For Sam Heughan, who is best known for his role as actor and producer, playing Jamie Fraser in the hit Starz series “Outlander”, preparing to play the lead in a romantic comedy wasn’t just getting ready for a role – it was opening up a whole world of film. “I started watching lots of romantic comedies, which I’d avoided over the years because I thought they weren’t for me. But as soon as I started to watch them, I fell in love with them,” he says. “They’re brilliant, they’re adult, they’re funny, they’re dark – it was a revelation to me. And I think this movie is an homage or nod to that tradition.”

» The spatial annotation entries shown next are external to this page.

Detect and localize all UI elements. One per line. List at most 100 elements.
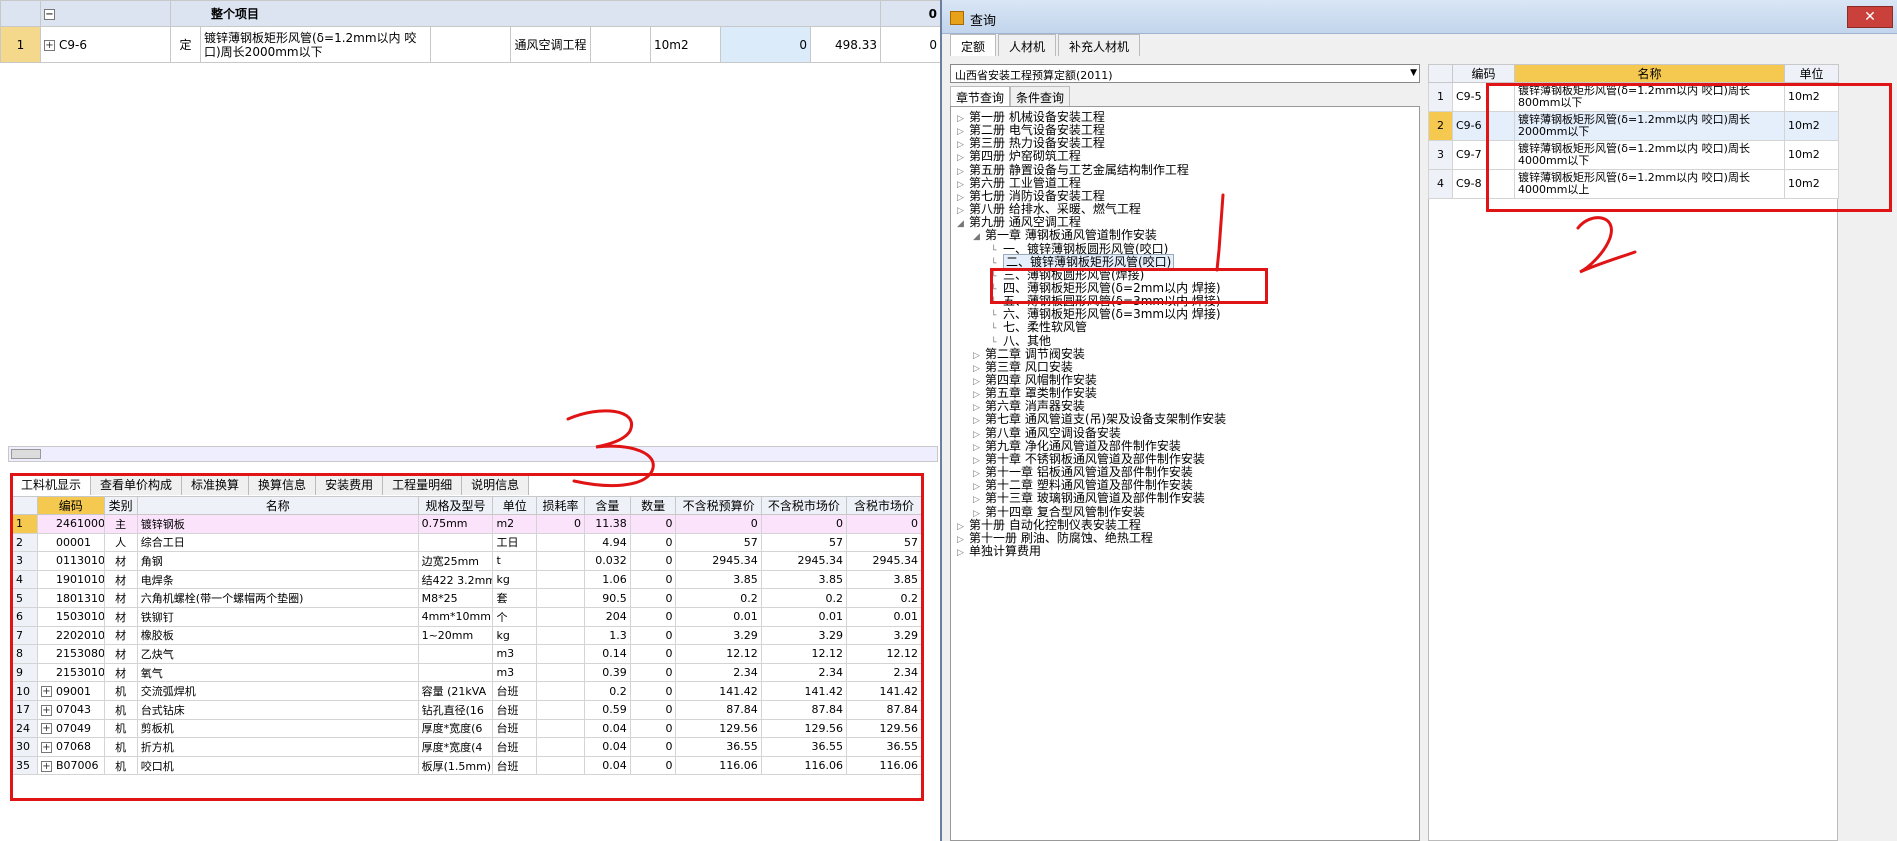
cell-unit[interactable]: 10m2 — [1784, 169, 1839, 199]
col-header[interactable]: 不含税预算价 — [675, 496, 762, 515]
cell-code[interactable]: 2461000 — [36, 514, 105, 534]
collapse-cell[interactable]: − — [40, 0, 171, 27]
cell-p2[interactable]: 0.2 — [760, 588, 848, 608]
cell-loss[interactable] — [536, 755, 585, 776]
cell-spec[interactable]: 厚度*宽度(6 — [417, 718, 494, 739]
row-number[interactable]: 9 — [12, 662, 38, 683]
cell-p1[interactable]: 87.84 — [675, 699, 762, 720]
cell-p1[interactable]: 129.56 — [675, 718, 762, 739]
cell-p3[interactable]: 3.29 — [846, 625, 922, 646]
tab-resources[interactable]: 工料机显示 — [12, 473, 92, 495]
cell-loss[interactable] — [536, 662, 585, 683]
col-header[interactable]: 类别 — [103, 496, 138, 515]
cell-p2[interactable]: 2.34 — [760, 662, 848, 683]
cell-name[interactable]: 角钢 — [136, 551, 419, 571]
col-header[interactable]: 不含税市场价 — [760, 496, 848, 515]
cell-p3[interactable]: 129.56 — [846, 718, 922, 739]
quota-type[interactable]: 定 — [170, 26, 201, 63]
cell-p2[interactable]: 87.84 — [760, 699, 848, 720]
cell-p2[interactable]: 0 — [760, 514, 848, 534]
cell-name[interactable]: 镀锌薄钢板矩形风管(δ=1.2mm以内 咬口)周长4000mm以下 — [1514, 140, 1785, 170]
cell-name[interactable]: 综合工日 — [136, 532, 419, 553]
table-row[interactable]: 35 + B07006 机咬口机 板厚(1.5mm) 台班 0.04 0 116.06 116.0… — [12, 755, 922, 776]
cell-code[interactable]: +07043 — [36, 699, 105, 720]
cell-qty[interactable]: 0 — [629, 551, 677, 571]
cell-p2[interactable]: 0.01 — [760, 606, 848, 627]
table-row[interactable]: 10 +09001 机交流弧焊机 容量 (21kVA 台班 0.2 0 141.42 141.4… — [12, 681, 922, 701]
tab-install-fees[interactable]: 安装费用 — [316, 473, 384, 495]
cell-unit[interactable]: 个 — [492, 606, 538, 627]
cell-name[interactable]: 折方机 — [136, 737, 419, 757]
cell-qty[interactable]: 0 — [629, 699, 677, 720]
cell-p2[interactable]: 12.12 — [760, 644, 848, 664]
cell-unit[interactable]: 10m2 — [1784, 82, 1839, 112]
table-row[interactable]: 17 +07043 机台式钻床 钻孔直径(16 台班 0.59 0 87.84 87.84 87.… — [12, 699, 922, 720]
cell-unit[interactable]: kg — [492, 625, 538, 646]
cell-spec[interactable] — [417, 662, 494, 683]
cell-spec[interactable] — [417, 532, 494, 553]
tree-node[interactable]: ▷ 单独计算费用 — [957, 543, 1041, 561]
window-titlebar[interactable]: 查询 ✕ — [942, 0, 1897, 34]
cell-code[interactable]: C9-5 — [1452, 82, 1515, 112]
cell-p1[interactable]: 2945.34 — [675, 551, 762, 571]
cell-cat[interactable]: 人 — [103, 532, 138, 553]
cell-p3[interactable]: 2.34 — [846, 662, 922, 683]
cell-p2[interactable]: 3.29 — [760, 625, 848, 646]
cell-p3[interactable]: 116.06 — [846, 755, 922, 776]
cell-content[interactable]: 0.032 — [583, 551, 631, 571]
row-number[interactable]: 1 — [0, 26, 41, 63]
cell-p1[interactable]: 12.12 — [675, 644, 762, 664]
cell-unit[interactable]: 套 — [492, 588, 538, 608]
cell-p2[interactable]: 57 — [760, 532, 848, 553]
col-header[interactable]: 编码 — [36, 496, 105, 515]
cell-cat[interactable]: 主 — [103, 514, 138, 534]
cell-content[interactable]: 204 — [583, 606, 631, 627]
row-number[interactable]: 35 — [12, 755, 38, 776]
collapse-arrow-icon[interactable]: ◢ — [973, 229, 985, 245]
cell-code[interactable]: 220201001 — [36, 625, 105, 646]
row-number[interactable]: 1 — [12, 514, 38, 534]
cell-code[interactable]: C9-7 — [1452, 140, 1515, 170]
cell-unit[interactable]: 台班 — [492, 718, 538, 739]
cell-loss[interactable]: 0 — [536, 514, 585, 534]
result-row[interactable]: 4 C9-8 镀锌薄钢板矩形风管(δ=1.2mm以内 咬口)周长4000mm以上 10… — [1428, 169, 1839, 199]
collapse-icon[interactable]: − — [44, 8, 55, 20]
cell-p3[interactable]: 0 — [846, 514, 922, 534]
expand-icon[interactable]: + — [40, 741, 52, 753]
cell-qty[interactable]: 0 — [629, 532, 677, 553]
cell-name[interactable]: 镀锌薄钢板矩形风管(δ=1.2mm以内 咬口)周长2000mm以下 — [1514, 111, 1785, 141]
table-row[interactable]: 2 00001 人综合工日 工日 4.94 0 57 57 57 — [12, 532, 922, 553]
cell-qty[interactable]: 0 — [629, 662, 677, 683]
cell-unit[interactable]: 10m2 — [1784, 111, 1839, 141]
cell-loss[interactable] — [536, 569, 585, 590]
cell-p2[interactable]: 116.06 — [760, 755, 848, 776]
result-row[interactable]: 2 C9-6 镀锌薄钢板矩形风管(δ=1.2mm以内 咬口)周长2000mm以下 10… — [1428, 111, 1839, 141]
cell-p3[interactable]: 87.84 — [846, 699, 922, 720]
row-number[interactable]: 2 — [1428, 111, 1453, 141]
cell-code[interactable]: +07049 — [36, 718, 105, 739]
cell-p2[interactable]: 3.85 — [760, 569, 848, 590]
cell-content[interactable]: 1.3 — [583, 625, 631, 646]
cell-spec[interactable]: 4mm*10mm — [417, 606, 494, 627]
cell-unit[interactable]: 台班 — [492, 737, 538, 757]
quota-library-select[interactable]: 山西省安装工程预算定额(2011) ▼ — [950, 64, 1420, 83]
table-row[interactable]: 7220201001材橡胶板1~20mmkg1.303.293.293.29 — [12, 625, 922, 646]
tab-quota[interactable]: 定额 — [950, 34, 997, 56]
cell-loss[interactable] — [536, 551, 585, 571]
cell-spec[interactable]: 钻孔直径(16 — [417, 699, 494, 720]
cell-spec[interactable]: 厚度*宽度(4 — [417, 737, 494, 757]
expand-arrow-icon[interactable]: ▷ — [957, 545, 969, 561]
cell-p1[interactable]: 2.34 — [675, 662, 762, 683]
cell-cat[interactable]: 材 — [103, 569, 138, 590]
cell-code[interactable]: +09001 — [36, 681, 105, 701]
row-number[interactable]: 2 — [12, 532, 38, 553]
cell-content[interactable]: 90.5 — [583, 588, 631, 608]
cell-loss[interactable] — [536, 718, 585, 739]
cell-code[interactable]: 215301001 — [36, 662, 105, 683]
cell-code[interactable]: 00001 — [36, 532, 105, 553]
cell-loss[interactable] — [536, 737, 585, 757]
cell-p3[interactable]: 0.01 — [846, 606, 922, 627]
row-number[interactable]: 10 — [12, 681, 38, 701]
cell-name[interactable]: 交流弧焊机 — [136, 681, 419, 701]
row-number[interactable]: 5 — [12, 588, 38, 608]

The biggest casting coup for the filmmakers was in landing Celine Dion to play the role of Celine Dion in the songstress’s first big-screen acting role.
“The German film has a larger-than-life character,” notes Strouse, referencing the character played by renowned German actress Katja Riemann. “She’s just wonderful in that film, singing these emotional, over-the-top love songs. As we approached the adaptation, I wanted to find a real artist to embody that character. When I thought about Celine’s songs – the content of them and then Celine the person – it was so perfect, because this is a film about overcoming loss and the power of love. She was the first and only choice.”
It’s not so easy to get the attention of a superstar. Hornstein gives credit to Screen Gems executive Scott Strauss for landing Dion – and to the part written for the superstar by Strouse. “Jim wrote an incredible character for Celine as the ultimate matchmaker – not just for romance, but also for soul and philosophy,” says Hornstein. “I think that makes it a character that is also very true to what Celine is really like.”
Jim Strouse (Director / Screenplay) is an award-winning writer and director whose Sundance Film Festival debut, Grace Is Gone (2007) received the Audience Award for Most Popular Dramatic feature, as well as the Waldo Salt Screenwriting Award. In 2015, Strouse wrote and directed another Sundance favorite, People Places Things. Strouse is also known for The Hollars, which he wrote and executive produced. In 2017, Strouse wrote and directed The Incredible Jessica James which was sold to Netflix in a competitive market. Strouse is currently writing and executive producing the family-approved Jim Valvano biopic – Valvano is famously known for his 1993 ESPY speech recounting his battle with cancer. The feature is based on the acclaimed ESPN 30 for 30 documentary “Survive and Advance.” ESPN and Disney are very excited about the project.